28 dezembro 2011

Texto publicado no Diário de Leiria de ontem


No reino dos Kim

A recente notícia do falecimento do líder da Coreia do Norte trouxe-me à memória as duas vezes que estive no país, levado por afazeres profissionais. Confesso que estava algo apreensivo sobre o que me esperava num dos países mais fechados do mundo. Analisando agora, a alguns anos das viagens, percebo que o que retive foram as grandes diferenças, quase caricaturais, que encontrei. Na verdade o país é de tal forma fechado que os seus habitantes não conhecem do mundo mais do que os controladíssimos meios de comunicação social estatais permitem.

Na preparação da viagem tive a primeira surpresa: os telemóveis são proibidos. Devem ser declarados na fronteira e deixados à guarda contra recibo, sendo entregues à saída. Livros, CDs e outros suportes de informação são também escrutinados à entrada. Por infeliz coincidência, no dia da viagem e a caminho do aeroporto, ouço que fora criada uma lista negra de companhias de aviação impedidas de entrar na União Europeia, por falta das normas mínimas de segurança. Claro que a Air Koryo, companhia norte-coreana que fará a ligação Pequim-Pyongyang está nessa lista. Bela maneira de começar uma viagem!

O destino final era uma pequena localidade a três horas da capital, onde um enorme hotel de 12 andares em forma de pirâmide aguarda por turistas que nunca chegam. Durante a minha estadia tomei duas refeições diárias sozinho num restaurante com dezenas de mesas, onde um televisor passava incessantemente canções revolucionárias sobre imagens de manifestações e de monumentos glorificadores do regime. No mesmo hotel ficavam as tradutoras, o motorista e dois responsáveis da empresa que solicitou o trabalho – mas estes usavam outro restaurante a que não tive acesso. O hotel pretende servir a Exposição Internacional da Amizade, um complexo de dois edifícios que guardam presentes entregues por personalidades de todo o mundo aos dois líderes do país. No edifício dedicado a Kim Il-Sung vi prendas de Mao e Estaline (que incluíam automóveis blindados e carruagens de comboio), mas também couves em cerâmica das Caldas da Rainha.
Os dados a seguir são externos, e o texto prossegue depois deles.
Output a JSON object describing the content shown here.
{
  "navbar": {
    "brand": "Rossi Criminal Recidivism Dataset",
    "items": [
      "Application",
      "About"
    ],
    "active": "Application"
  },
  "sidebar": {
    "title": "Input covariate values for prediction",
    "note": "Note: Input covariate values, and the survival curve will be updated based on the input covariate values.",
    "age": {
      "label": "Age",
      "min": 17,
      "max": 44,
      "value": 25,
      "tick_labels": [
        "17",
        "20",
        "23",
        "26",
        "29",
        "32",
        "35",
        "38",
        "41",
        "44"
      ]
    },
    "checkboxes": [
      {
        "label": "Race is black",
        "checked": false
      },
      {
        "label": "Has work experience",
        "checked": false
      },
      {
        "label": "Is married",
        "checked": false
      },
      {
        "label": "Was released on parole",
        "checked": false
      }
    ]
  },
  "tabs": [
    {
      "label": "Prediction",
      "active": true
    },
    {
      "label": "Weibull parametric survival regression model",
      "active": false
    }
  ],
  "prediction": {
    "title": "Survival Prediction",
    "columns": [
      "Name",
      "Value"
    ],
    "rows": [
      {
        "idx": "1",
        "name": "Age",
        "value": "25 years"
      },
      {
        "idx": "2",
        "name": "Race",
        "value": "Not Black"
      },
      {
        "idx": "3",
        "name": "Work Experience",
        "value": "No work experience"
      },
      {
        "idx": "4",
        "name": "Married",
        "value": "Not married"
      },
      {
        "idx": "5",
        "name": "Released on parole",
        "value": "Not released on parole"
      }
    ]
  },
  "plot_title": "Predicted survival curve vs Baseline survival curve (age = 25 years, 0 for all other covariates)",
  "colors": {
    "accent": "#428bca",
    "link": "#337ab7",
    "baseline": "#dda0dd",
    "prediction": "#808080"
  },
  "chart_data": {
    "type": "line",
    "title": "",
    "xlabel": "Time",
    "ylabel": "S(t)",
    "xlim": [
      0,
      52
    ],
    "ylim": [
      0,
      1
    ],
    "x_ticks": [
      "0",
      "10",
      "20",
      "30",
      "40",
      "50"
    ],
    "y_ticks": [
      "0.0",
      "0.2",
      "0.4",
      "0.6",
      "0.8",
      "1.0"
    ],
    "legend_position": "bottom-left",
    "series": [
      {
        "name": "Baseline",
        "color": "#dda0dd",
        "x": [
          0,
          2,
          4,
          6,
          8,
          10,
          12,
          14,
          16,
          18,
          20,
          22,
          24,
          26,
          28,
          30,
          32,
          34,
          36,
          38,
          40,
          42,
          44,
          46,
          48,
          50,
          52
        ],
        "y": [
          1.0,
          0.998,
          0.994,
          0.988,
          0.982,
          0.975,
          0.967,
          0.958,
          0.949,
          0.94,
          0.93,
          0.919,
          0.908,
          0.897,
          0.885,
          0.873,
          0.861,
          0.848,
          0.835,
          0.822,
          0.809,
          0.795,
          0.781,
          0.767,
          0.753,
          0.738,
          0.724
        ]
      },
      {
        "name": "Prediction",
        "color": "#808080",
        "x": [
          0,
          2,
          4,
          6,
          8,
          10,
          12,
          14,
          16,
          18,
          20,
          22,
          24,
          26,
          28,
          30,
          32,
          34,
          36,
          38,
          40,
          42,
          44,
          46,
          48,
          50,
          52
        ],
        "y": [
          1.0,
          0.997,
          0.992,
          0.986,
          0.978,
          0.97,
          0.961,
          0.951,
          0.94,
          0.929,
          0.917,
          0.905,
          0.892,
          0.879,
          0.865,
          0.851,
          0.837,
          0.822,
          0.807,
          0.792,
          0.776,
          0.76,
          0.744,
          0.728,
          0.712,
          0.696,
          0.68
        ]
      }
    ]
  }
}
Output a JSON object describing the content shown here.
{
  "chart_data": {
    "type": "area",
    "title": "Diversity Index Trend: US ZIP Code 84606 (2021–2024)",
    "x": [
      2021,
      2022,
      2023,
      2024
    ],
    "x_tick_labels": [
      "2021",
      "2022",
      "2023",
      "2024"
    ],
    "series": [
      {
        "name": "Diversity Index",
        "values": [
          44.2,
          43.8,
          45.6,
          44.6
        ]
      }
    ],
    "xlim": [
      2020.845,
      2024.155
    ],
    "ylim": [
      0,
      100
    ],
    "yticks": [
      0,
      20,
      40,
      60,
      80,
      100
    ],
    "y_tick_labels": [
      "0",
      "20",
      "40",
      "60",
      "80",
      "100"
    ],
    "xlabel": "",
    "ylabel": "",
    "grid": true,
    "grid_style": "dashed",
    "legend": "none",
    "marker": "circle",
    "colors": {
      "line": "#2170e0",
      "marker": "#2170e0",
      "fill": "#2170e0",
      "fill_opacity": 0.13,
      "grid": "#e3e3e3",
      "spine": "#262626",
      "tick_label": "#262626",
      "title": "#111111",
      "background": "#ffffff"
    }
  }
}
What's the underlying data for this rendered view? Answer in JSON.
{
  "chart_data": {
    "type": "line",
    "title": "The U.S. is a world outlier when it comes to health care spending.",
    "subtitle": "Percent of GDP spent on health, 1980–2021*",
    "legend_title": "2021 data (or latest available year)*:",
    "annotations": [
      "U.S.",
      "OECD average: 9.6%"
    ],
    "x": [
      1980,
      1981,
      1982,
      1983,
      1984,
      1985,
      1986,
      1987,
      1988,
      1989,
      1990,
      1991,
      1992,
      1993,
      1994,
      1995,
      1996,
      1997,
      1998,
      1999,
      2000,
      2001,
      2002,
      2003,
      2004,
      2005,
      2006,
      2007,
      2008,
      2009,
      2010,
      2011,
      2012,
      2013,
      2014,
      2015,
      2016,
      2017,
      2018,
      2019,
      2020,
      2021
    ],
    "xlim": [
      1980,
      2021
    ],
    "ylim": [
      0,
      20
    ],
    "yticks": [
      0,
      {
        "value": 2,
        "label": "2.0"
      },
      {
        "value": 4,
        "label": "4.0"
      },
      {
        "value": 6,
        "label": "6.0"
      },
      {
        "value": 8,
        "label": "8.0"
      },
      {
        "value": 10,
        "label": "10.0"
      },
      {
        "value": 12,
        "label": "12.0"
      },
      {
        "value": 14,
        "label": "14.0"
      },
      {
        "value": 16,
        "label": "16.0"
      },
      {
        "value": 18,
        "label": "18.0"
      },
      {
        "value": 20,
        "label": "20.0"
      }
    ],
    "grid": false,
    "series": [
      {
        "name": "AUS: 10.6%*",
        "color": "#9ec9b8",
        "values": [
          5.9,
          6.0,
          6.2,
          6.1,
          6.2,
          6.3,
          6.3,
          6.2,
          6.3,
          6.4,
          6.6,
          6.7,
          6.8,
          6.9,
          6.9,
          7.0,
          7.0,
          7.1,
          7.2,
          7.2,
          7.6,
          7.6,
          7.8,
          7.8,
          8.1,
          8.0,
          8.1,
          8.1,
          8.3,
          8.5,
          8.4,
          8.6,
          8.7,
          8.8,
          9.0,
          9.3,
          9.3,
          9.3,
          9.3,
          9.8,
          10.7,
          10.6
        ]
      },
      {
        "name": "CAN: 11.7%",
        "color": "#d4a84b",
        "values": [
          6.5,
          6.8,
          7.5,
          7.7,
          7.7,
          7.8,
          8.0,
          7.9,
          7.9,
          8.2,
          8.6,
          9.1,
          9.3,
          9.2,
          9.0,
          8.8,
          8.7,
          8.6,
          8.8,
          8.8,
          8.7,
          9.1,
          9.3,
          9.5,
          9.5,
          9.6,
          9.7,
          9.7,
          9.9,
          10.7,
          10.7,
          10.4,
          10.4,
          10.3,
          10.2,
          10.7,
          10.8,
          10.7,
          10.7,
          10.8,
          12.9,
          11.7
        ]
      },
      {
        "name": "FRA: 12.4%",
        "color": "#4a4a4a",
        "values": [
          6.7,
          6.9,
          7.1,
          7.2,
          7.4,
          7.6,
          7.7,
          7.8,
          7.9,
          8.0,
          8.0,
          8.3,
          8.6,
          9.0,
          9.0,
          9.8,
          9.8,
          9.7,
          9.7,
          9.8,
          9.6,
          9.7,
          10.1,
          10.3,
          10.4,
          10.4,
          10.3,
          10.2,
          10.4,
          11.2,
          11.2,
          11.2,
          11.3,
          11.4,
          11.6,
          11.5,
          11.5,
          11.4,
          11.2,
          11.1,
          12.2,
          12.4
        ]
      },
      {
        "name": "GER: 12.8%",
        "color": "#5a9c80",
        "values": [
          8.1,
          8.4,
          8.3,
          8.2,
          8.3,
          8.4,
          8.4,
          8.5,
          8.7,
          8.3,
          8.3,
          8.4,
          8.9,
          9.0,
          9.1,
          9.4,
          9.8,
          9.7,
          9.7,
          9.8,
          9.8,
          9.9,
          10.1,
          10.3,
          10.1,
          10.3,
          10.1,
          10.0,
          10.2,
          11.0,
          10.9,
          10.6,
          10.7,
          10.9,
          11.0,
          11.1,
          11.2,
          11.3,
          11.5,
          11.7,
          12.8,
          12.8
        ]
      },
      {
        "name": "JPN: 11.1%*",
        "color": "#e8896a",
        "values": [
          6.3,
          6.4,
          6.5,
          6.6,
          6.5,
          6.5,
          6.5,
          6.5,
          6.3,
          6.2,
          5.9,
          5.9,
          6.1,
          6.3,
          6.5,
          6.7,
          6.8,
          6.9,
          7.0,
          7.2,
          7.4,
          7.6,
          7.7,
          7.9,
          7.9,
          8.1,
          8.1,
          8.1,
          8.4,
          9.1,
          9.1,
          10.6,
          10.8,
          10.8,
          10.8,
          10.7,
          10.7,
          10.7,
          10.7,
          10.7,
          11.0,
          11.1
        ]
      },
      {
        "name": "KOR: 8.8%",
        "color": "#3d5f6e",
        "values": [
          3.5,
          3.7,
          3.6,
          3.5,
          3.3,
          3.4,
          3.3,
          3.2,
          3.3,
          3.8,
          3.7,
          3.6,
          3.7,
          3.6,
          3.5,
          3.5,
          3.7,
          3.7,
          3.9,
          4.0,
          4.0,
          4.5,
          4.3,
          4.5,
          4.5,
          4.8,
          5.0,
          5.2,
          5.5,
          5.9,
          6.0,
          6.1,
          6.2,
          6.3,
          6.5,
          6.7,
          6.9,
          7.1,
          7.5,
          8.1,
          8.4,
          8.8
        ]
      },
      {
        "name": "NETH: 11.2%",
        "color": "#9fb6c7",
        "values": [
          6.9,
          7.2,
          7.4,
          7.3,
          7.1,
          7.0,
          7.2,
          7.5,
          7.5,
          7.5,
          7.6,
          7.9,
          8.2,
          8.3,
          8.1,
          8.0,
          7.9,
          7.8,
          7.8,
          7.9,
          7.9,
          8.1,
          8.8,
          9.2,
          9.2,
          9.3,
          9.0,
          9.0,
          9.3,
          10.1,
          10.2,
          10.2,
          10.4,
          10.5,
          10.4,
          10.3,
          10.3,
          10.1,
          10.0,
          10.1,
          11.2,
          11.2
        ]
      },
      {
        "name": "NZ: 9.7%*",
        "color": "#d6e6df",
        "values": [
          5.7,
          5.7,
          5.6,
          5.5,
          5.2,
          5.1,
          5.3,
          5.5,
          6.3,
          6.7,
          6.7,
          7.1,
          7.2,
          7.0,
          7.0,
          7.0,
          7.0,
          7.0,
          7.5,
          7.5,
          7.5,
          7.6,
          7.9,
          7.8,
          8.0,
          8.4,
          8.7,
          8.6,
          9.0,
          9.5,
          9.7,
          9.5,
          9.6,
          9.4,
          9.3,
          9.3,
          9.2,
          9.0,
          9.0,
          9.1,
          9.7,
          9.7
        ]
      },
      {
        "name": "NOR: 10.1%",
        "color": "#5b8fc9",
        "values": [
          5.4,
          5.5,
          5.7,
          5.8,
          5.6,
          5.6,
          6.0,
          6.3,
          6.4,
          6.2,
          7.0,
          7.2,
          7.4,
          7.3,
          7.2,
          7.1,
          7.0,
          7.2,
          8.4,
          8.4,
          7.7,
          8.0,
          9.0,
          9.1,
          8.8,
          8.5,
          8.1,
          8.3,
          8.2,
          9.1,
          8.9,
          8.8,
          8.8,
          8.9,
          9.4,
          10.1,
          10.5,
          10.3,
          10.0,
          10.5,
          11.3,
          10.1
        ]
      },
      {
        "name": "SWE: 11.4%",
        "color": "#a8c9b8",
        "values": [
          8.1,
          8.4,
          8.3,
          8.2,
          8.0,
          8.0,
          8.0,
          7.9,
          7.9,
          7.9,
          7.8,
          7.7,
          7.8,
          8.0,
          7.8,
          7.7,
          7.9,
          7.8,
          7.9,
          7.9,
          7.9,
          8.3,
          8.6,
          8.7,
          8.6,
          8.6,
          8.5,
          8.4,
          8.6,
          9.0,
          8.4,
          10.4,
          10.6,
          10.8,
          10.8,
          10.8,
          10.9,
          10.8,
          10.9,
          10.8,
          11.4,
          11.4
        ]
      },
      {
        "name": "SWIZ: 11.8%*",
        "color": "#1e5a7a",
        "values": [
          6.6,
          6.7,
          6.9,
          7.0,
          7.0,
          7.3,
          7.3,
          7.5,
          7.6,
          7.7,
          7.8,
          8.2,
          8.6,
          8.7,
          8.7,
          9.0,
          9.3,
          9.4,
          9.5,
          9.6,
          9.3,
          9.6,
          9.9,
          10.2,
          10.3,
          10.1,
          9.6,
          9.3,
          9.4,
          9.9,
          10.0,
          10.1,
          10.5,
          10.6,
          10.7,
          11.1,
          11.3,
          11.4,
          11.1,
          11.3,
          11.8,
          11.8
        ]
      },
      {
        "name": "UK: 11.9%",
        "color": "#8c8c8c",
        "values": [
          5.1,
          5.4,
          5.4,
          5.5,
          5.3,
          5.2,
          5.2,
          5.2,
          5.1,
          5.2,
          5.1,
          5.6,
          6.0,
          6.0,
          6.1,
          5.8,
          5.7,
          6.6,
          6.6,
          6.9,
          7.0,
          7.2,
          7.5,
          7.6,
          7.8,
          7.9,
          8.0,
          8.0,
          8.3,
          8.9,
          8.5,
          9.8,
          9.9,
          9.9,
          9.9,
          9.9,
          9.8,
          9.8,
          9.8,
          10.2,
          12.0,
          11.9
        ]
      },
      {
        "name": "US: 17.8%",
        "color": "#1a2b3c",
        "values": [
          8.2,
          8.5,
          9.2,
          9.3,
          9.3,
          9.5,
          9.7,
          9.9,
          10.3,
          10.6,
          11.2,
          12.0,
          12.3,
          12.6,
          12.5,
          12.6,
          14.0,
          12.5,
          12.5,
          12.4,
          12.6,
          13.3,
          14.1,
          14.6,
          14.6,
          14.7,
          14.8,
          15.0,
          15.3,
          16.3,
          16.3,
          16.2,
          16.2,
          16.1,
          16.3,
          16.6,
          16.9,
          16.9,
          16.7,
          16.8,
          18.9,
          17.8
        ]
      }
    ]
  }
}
As viagens entre o hotel e a fábrica mostraram-me um belíssimo país, de montanhas e florestas, que eu atravessava diariamente em estradas ensaibradas, mantidas por cantoneiros que dormiam a sesta à beira da estrada – que serviam um reduzidíssimo trafego automóvel. O cenário era bucólico, com pequenas casas à beira rio, animais a pastar e agricultura não mecanizada. Saltava, no entanto, à vista a pobreza em que vivia a população. Duas imagens ainda me vêm à memória quando penso no que via da janela do minibus: a primeira é a de um acidentado da construção civil a ser transportado numa padiola para algum posto de socorros; a segunda é de um camião a gasogénio (obtido a partir da queima de lenha) a avançar lentamente, coisa de que o meu pai me falava ter visto na sua infância, com condutor e manobrador, este último tratava da caldeira e calçava as rodas nas subidas mais ingremes. Nunca pensei ver um em funcionamento.

No complexo fabril, as paredes exteriores estavam pintadas com dizeres brancos sobre fundo vermelho, apesar das minhas tentativas ninguém me traduziu o que estava escrito, e de altifalantes instalados no exterior saiam a intervalos regulares o que pensei serem slogans revolucionários. No espaço livre entre edifícios, militares marchavam orgulhosamente. As tradutoras tinham um pequeno caderno onde assentavam todas as conversas que tínhamos e os operários da empresa não tinham autorização para falar comigo. Apenas no último dia, o engenheiro, com quem falei várias vezes por interposta pessoa, me disse ter estado em Cuba e falar espanhol.

Na minha última noite na Coreia do Norte, já em Pyongyang, consegui ligar para casa e soube de um recente atentado no metro de Londres (Julho de 2005). Nenhuma das pessoas que estava comigo tinha conhecimento do atentado. As publicações em inglês que encontrei (no avião e no hotel) falavam apenas de duas coisas: as grandes conquistas que o ideal Juche permitiam ao país e as atrocidades diárias cometidas pelos ocupadores norte-americanos contra o povo sul-coreano.

A última surpresa aconteceu algum tempo depois, já em Portugal, ao ouvir o deputado Bernardino Soares defender o regime norte-coreano e a sua “democracia”!